The proposed method exhibited similar performance to the deep chain HDRI [2]. Moreover, the average PSNR of the tone-mapped images was 3 dB higher than that of Endo et al. [1], and the average of 10 dB was higher than Eilertsen et al. [3]. For HDREye dataset, which consists of images with different characteristics from the training set, the proposed method was almost better than other methods [1,2,3] in the HDR VDP Q-score. The reconstructed images of the proposed method were more similar to the ground truth than others in the overall tone and average brightness, as shown in Fig. 8. In addition, the dark and saturated regions of the input image were restored.

Table 2. Comparison of the ground truth HDR images with HDR images inferred by [1,2,3, 36] and ours. color indicates the best performance and color indicates the second best performance.
Fig. 8.
figure 8

Comparison of the ground truth HDR images with HDR images inferred by [1,2,3], and the proposed method (ours).

Fig. 9.
figure 9

Comparison of ground truth HDR with HDR images inferred by [1,2,3], and the proposed method (ours) about physical luminance.

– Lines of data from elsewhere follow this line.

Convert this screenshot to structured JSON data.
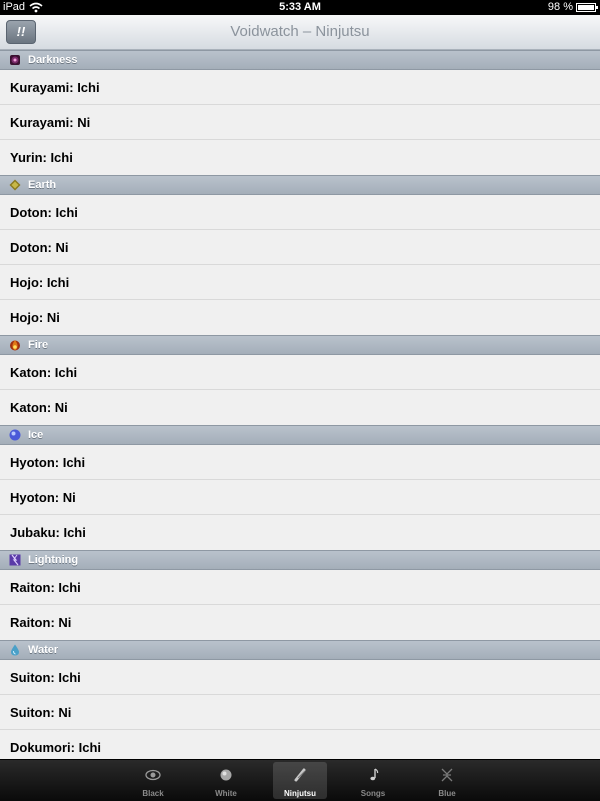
{
  "status_bar": {
    "device": "iPad",
    "time": "5:33 AM",
    "battery": "98 %",
    "battery_level": 0.98
  },
  "nav": {
    "button_label": "!!",
    "title": "Voidwatch – Ninjutsu"
  },
  "sections": [
    {
      "label": "Darkness",
      "icon": "darkness-icon",
      "color": "#7a2a6a",
      "items": [
        "Kurayami: Ichi",
        "Kurayami: Ni",
        "Yurin: Ichi"
      ]
    },
    {
      "label": "Earth",
      "icon": "earth-icon",
      "color": "#8a7a20",
      "items": [
        "Doton: Ichi",
        "Doton: Ni",
        "Hojo: Ichi",
        "Hojo: Ni"
      ]
    },
    {
      "label": "Fire",
      "icon": "fire-icon",
      "color": "#e07818",
      "items": [
        "Katon: Ichi",
        "Katon: Ni"
      ]
    },
    {
      "label": "Ice",
      "icon": "ice-icon",
      "color": "#4a5ad8",
      "items": [
        "Hyoton: Ichi",
        "Hyoton: Ni",
        "Jubaku: Ichi"
      ]
    },
    {
      "label": "Lightning",
      "icon": "lightning-icon",
      "color": "#5a3aa8",
      "items": [
        "Raiton: Ichi",
        "Raiton: Ni"
      ]
    },
    {
      "label": "Water",
      "icon": "water-icon",
      "color": "#4aa0c8",
      "items": [
        "Suiton: Ichi",
        "Suiton: Ni",
        "Dokumori: Ichi"
      ]
    }
  ],
  "tabs": [
    {
      "label": "Black",
      "icon": "eye-icon",
      "selected": false
    },
    {
      "label": "White",
      "icon": "orb-icon",
      "selected": false
    },
    {
      "label": "Ninjutsu",
      "icon": "scroll-icon",
      "selected": true
    },
    {
      "label": "Songs",
      "icon": "music-note-icon",
      "selected": false
    },
    {
      "label": "Blue",
      "icon": "blue-magic-icon",
      "selected": false
    }
  ]
}
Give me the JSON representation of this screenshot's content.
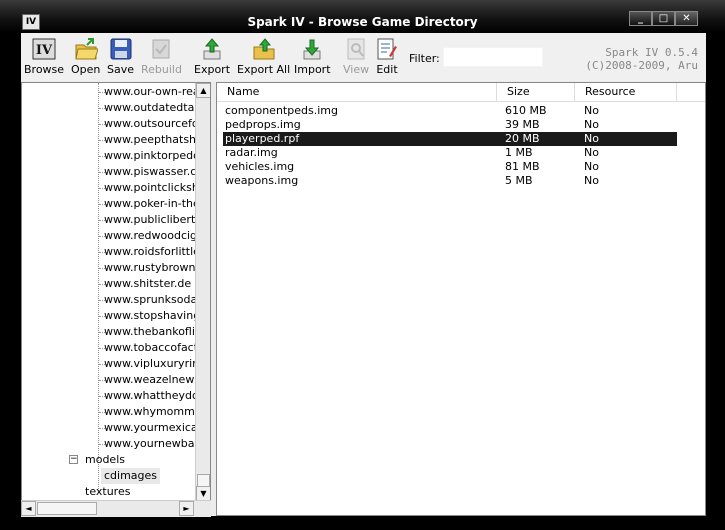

4.3 Comparison of the Different Loss Functions

To evaluate the effect of the GAN loss term, we compared images generated by the proposed method with training results using only L1 loss. When using only the L1 loss, we trained the network for 20 epochs. Table 3 presents the results of the quantitative comparison. For tone-mapped images by Reinhard’s TMO [32], the average PSNR of the proposed method with L1 + GAN was 2.27 dB higher than the other. For images generated by Kim and Kautz’s TMO [33], the proposed method had an average PSNR of 1.29 dB higher. Figure 10 shows the tone-mapped HDR images generated by the proposed method using the Reinhard’s TMO. The network trained by setting L1 loss as an objective function generated images that prominently contained artifacts. By contrast, the network architecture with GAN loss did not generate it.

Table 3. Average values of image quality metrics PSNR and VDP quality score on the testing dataset for different cost functions.
Fig. 10.
figure 10

Comparison of the ground truth HDR images with HDR images inferred by L1 and L1 + GAN. The proposed method generates fewer artifacts in the image than the network with L1.

5 Conclusion

We proposed the deep neural network architecture based on the GAN architecture to solve the inverse tone mapping problem, reconstructing missing signals from a single LDR image. Moreover, we trained this CNN-based neural network to infer the relation between relative exposure values using a conditional GAN structure. Therefore, the proposed method generated an HDR image recovered in a saturated (or dark) region of a given LDR image. This network differed from existing networks [1, 2], in that it converted an LDR image into a non-linear LDR image corresponding to \(+1\) or \(-1\) exposure stops. This property led the architecture to generate images with varying exposure levels without additional networks and training process. In addition, we constructed a relatively simple network structure by changing the deep structure effect of deep chain HDRI into a recursive structure.